Ia juga menyampaikan kekecewaannya terhadap dunia internasional.
"Mereka semua pembohong; Amerika Serikat berdiri bersama Israel melawan kami. Mereka semua bersatu melawan kami." katanya.
Sementara itu, truk-truk bantuan kemanusiaan akhirnya diizinkan melintasi perbatasan Erez menuju Gaza utara pada hari Senin. Namun, ketidakpastian tetap membayangi, dengan Amerika Serikat akan memutuskan dalam minggu ini apakah Israel telah membuat kemajuan dalam memperbaiki situasi kemanusiaan di Gaza.
Para pakar keamanan pangan global memperingatkan bahwa ancaman kelaparan besar sudah dekat di Gaza utara, seiring ofensif militer Israel terhadap militan Hamas. Philippe Lazzarini, Kepala UNRWA, badan PBB untuk pengungsi Palestina, menuduh Israel menggunakan kelaparan sebagai senjata perang.

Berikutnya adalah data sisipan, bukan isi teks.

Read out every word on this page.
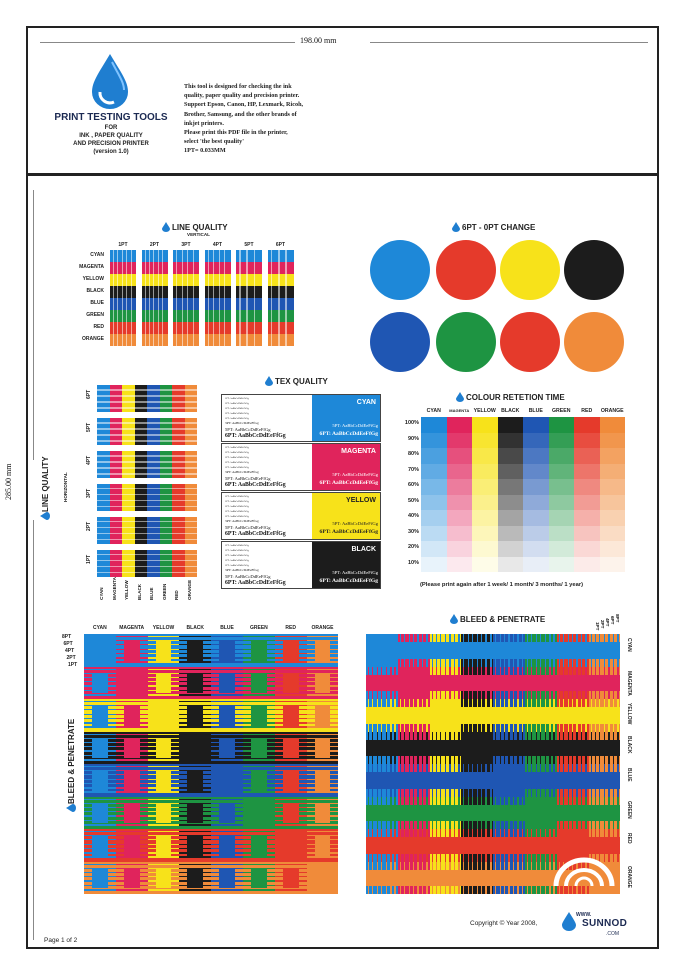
198.00 mm
285.00 mm
PRINT TESTING TOOLS
FOR
INK , PAPER QUALITY
AND PRECISION PRINTER
(version 1.0)
This tool is designed for checking the ink
quality, paper quality and precision printer.
Support Epson, Canon, HP, Lexmark, Ricoh,
Brother, Samsung, and the other brands of
inkjet printers.
Please print this PDF file in the printer,
select 'the best quality'
1PT= 0.033MM
LINE QUALITY
VERTICAL
1PT	2PT	3PT	4PT	5PT	6PT
CYAN
MAGENTA
YELLOW
BLACK
BLUE
GREEN
RED
ORANGE
6PT - 0PT CHANGE
6PT
5PT
4PT
3PT
2PT
1PT
CYAN MAGENTA YELLOW BLACK BLUE GREEN RED ORANGE
LINE QUALITY	HORIZONTAL
TEX QUALITY
CYAN
1PT: AaBbCcDdEeFfGg
1PT: AaBbCcDdEeFfGg
1PT: AaBbCcDdEeFfGg
1PT: AaBbCcDdEeFfGg
1PT: AaBbCcDdEeFfGg
3PT: AaBbCcDdEeFfGg
5PT: AaBbCcDdEeFfGg
6PT: AaBbCcDdEeFfGg
5PT: AaBbCcDdEeFfGg
6PT: AaBbCcDdEeFfGg
MAGENTA
1PT: AaBbCcDdEeFfGg
1PT: AaBbCcDdEeFfGg
1PT: AaBbCcDdEeFfGg
1PT: AaBbCcDdEeFfGg
1PT: AaBbCcDdEeFfGg
3PT: AaBbCcDdEeFfGg
5PT: AaBbCcDdEeFfGg
6PT: AaBbCcDdEeFfGg
5PT: AaBbCcDdEeFfGg
6PT: AaBbCcDdEeFfGg
YELLOW
1PT: AaBbCcDdEeFfGg
1PT: AaBbCcDdEeFfGg
1PT: AaBbCcDdEeFfGg
1PT: AaBbCcDdEeFfGg
1PT: AaBbCcDdEeFfGg
3PT: AaBbCcDdEeFfGg
5PT: AaBbCcDdEeFfGg
6PT: AaBbCcDdEeFfGg
5PT: AaBbCcDdEeFfGg
6PT: AaBbCcDdEeFfGg
BLACK
1PT: AaBbCcDdEeFfGg
1PT: AaBbCcDdEeFfGg
1PT: AaBbCcDdEeFfGg
1PT: AaBbCcDdEeFfGg
1PT: AaBbCcDdEeFfGg
3PT: AaBbCcDdEeFfGg
5PT: AaBbCcDdEeFfGg
6PT: AaBbCcDdEeFfGg
5PT: AaBbCcDdEeFfGg
6PT: AaBbCcDdEeFfGg
COLOUR RETETION TIME
CYAN	MAGENTA YELLOW	BLACK	BLUE	GREEN	RED	ORANGE
100%
90%
80%
70%
60%
50%
40%
30%
20%
10%
(Please print again after 1 week/ 1 month/ 3 months/ 1 year)
CYAN	MAGENTA	YELLOW	BLACK	BLUE	GREEN	RED	ORANGE
8PT
6PT
4PT
2PT
1PT
BLEED & PENETRATE
BLEED & PENETRATE	8PT
6PT
4PT
2PT
1PT
CYAN
MAGENTA
YELLOW
BLACK
BLUE
GREEN
RED
ORANGE
Copyright © Year 2008,
WWW.
SUNNOD
.COM
Page 1 of 2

Di sisi lain, COGAT, badan militer Israel yang mengurus urusan sipil Palestina, merilis daftar upaya kemanusiaan mereka selama enam bulan terakhir. Duta Besar Israel untuk PBB, Danny Danon, menyatakan lebih dari satu juta ton bantuan telah dikirimkan sepanjang tahun lalu, meskipun ia menuduh Hamas menyabotase bantuan tersebut. Hamas membantah tuduhan tersebut.
Namun, bagi warga Gaza, ancaman kelaparan hanyalah satu dari sekian banyak kesulitan yang mereka hadapi. Tidak ada tempat aman yang tersisa setelah serangkaian evakuasi membuat mereka tinggal di tenda-tenda darurat, yang akhirnya harus ditinggalkan lagi untuk menghindari serangan baru. Mohamed Abou Qaraa, seorang warga Gaza yang mengungsi, merasa keadaan saat ini bahkan lebih buruk dibandingkan peristiwa "Nakba" tahun 1948.
"Saat itu, kondisinya lebih baik daripada yang kami hadapi sekarang. Sekarang, kami tak punya rasa aman dan tak ada tempat tinggal," katanya penuh keputusasaan.